Chemomechanical Origin of Hydrogen Trapping at Grain Boundaries in FCC Metals

TL;DR

This study uncovers the chemomechanical mechanisms behind hydrogen trapping at grain boundaries in FCC metals, providing a formula to predict hydrogen segregation energetics and aiding in designing embrittlement-resistant metals.

Contribution

It introduces a chemomechanical model linking atomic-scale interactions to hydrogen trapping at grain boundaries in FCC metals, advancing understanding and predictive capabilities.

Findings

Identified interstitial sites using polyhedral tessellation.

Established a chemomechanical formula for hydrogen segregation energetics.
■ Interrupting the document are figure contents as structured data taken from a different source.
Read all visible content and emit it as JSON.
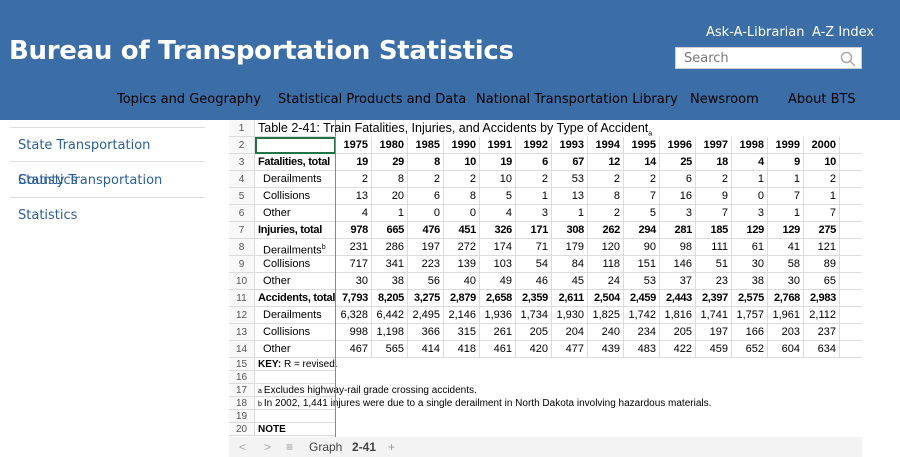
{
  "header": {
    "site_title": "Bureau of Transportation Statistics",
    "links": [
      "Ask-A-Librarian",
      "A-Z Index"
    ],
    "search_placeholder": "Search",
    "nav": [
      "Topics and Geography",
      "Statistical Products and Data",
      "National Transportation Library",
      "Newsroom",
      "About BTS"
    ]
  },
  "sidebar": [
    "State Transportation Statistics",
    "County Transportation Statistics"
  ],
  "sheet": {
    "row_numbers": [
      1,
      2,
      3,
      4,
      5,
      6,
      7,
      8,
      9,
      10,
      11,
      12,
      13,
      14,
      15,
      16,
      17,
      18,
      19,
      20
    ],
    "title": "Table 2-41: Train Fatalities, Injuries, and Accidents by Type of Accident",
    "title_note": "a",
    "years": [
      "1975",
      "1980",
      "1985",
      "1990",
      "1991",
      "1992",
      "1993",
      "1994",
      "1995",
      "1996",
      "1997",
      "1998",
      "1999",
      "2000"
    ],
    "rows": [
      {
        "label": "Fatalities, total",
        "level": 0,
        "values": [
          "19",
          "29",
          "8",
          "10",
          "19",
          "6",
          "67",
          "12",
          "14",
          "25",
          "18",
          "4",
          "9",
          "10"
        ]
      },
      {
        "label": "Derailments",
        "level": 1,
        "values": [
          "2",
          "8",
          "2",
          "2",
          "10",
          "2",
          "53",
          "2",
          "2",
          "6",
          "2",
          "1",
          "1",
          "2"
        ]
      },
      {
        "label": "Collisions",
        "level": 1,
        "values": [
          "13",
          "20",
          "6",
          "8",
          "5",
          "1",
          "13",
          "8",
          "7",
          "16",
          "9",
          "0",
          "7",
          "1"
        ]
      },
      {
        "label": "Other",
        "level": 1,
        "values": [
          "4",
          "1",
          "0",
          "0",
          "4",
          "3",
          "1",
          "2",
          "5",
          "3",
          "7",
          "3",
          "1",
          "7"
        ]
      },
      {
        "label": "Injuries, total",
        "level": 0,
        "values": [
          "978",
          "665",
          "476",
          "451",
          "326",
          "171",
          "308",
          "262",
          "294",
          "281",
          "185",
          "129",
          "129",
          "275"
        ]
      },
      {
        "label": "Derailments",
        "note": "b",
        "level": 1,
        "values": [
          "231",
          "286",
          "197",
          "272",
          "174",
          "71",
          "179",
          "120",
          "90",
          "98",
          "111",
          "61",
          "41",
          "121"
        ]
      },
      {
        "label": "Collisions",
        "level": 1,
        "values": [
          "717",
          "341",
          "223",
          "139",
          "103",
          "54",
          "84",
          "118",
          "151",
          "146",
          "51",
          "30",
          "58",
          "89"
        ]
      },
      {
        "label": "Other",
        "level": 1,
        "values": [
          "30",
          "38",
          "56",
          "40",
          "49",
          "46",
          "45",
          "24",
          "53",
          "37",
          "23",
          "38",
          "30",
          "65"
        ]
      },
      {
        "label": "Accidents, total",
        "level": 0,
        "values": [
          "7,793",
          "8,205",
          "3,275",
          "2,879",
          "2,658",
          "2,359",
          "2,611",
          "2,504",
          "2,459",
          "2,443",
          "2,397",
          "2,575",
          "2,768",
          "2,983"
        ]
      },
      {
        "label": "Derailments",
        "level": 1,
        "values": [
          "6,328",
          "6,442",
          "2,495",
          "2,146",
          "1,936",
          "1,734",
          "1,930",
          "1,825",
          "1,742",
          "1,816",
          "1,741",
          "1,757",
          "1,961",
          "2,112"
        ]
      },
      {
        "label": "Collisions",
        "level": 1,
        "values": [
          "998",
          "1,198",
          "366",
          "315",
          "261",
          "205",
          "204",
          "240",
          "234",
          "205",
          "197",
          "166",
          "203",
          "237"
        ]
      },
      {
        "label": "Other",
        "level": 1,
        "values": [
          "467",
          "565",
          "414",
          "418",
          "461",
          "420",
          "477",
          "439",
          "483",
          "422",
          "459",
          "652",
          "604",
          "634"
        ]
      }
    ],
    "key_label": "KEY:",
    "key_text": "R = revised.",
    "footnotes": [
      {
        "mark": "a",
        "text": "Excludes highway-rail grade crossing accidents."
      },
      {
        "mark": "b",
        "text": "In 2002, 1,441 injures were due to a single derailment in North Dakota involving hazardous materials."
      }
    ],
    "note": "NOTE"
  },
  "tabs": [
    "Graph",
    "2-41"
  ]
}
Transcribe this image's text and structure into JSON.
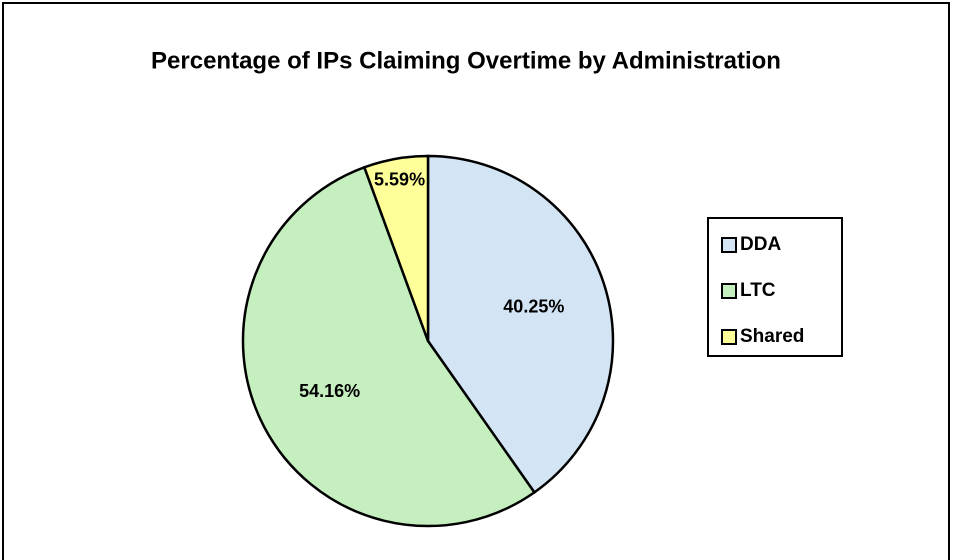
{
  "chart_data": {
    "type": "pie",
    "title": "Percentage of IPs Claiming Overtime by Administration",
    "categories": [
      "DDA",
      "LTC",
      "Shared"
    ],
    "values": [
      40.25,
      54.16,
      5.59
    ],
    "value_labels": [
      "40.25%",
      "54.16%",
      "5.59%"
    ],
    "colors": [
      "#d3e5f5",
      "#c6efc0",
      "#ffff99"
    ],
    "legend": "right"
  }
}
Provided explanations for experimental hydrogen trapping observations.

Abstract

Hydrogen embrittlement of metals is widely observed, but its atomistic origins remain little understood and much debated. Combining a unique identification of interstitial sites through polyhedral tessellation and first-principles calculations, we study hydrogen adsorption at grain boundaries in a variety of face-centered cubic metals of Ni, Cu, gamma-Fe and Pd. We discover the chemomechanical origin of variation of adsorption energetics for interstitial hydrogen at grain boundaries. A general chemomechanical formula is established to provide accurate assessments of hydrogen trapping and segregation energetics at grain boundaries, and it also offers direct explanations for certain experimental observations. The present study deepens our mechanistic understanding of the role of grain boundaries in hydrogen embrittlement, and promises a viable path towards predictive microstructure engineering against hydrogen embrittlement in structural metals.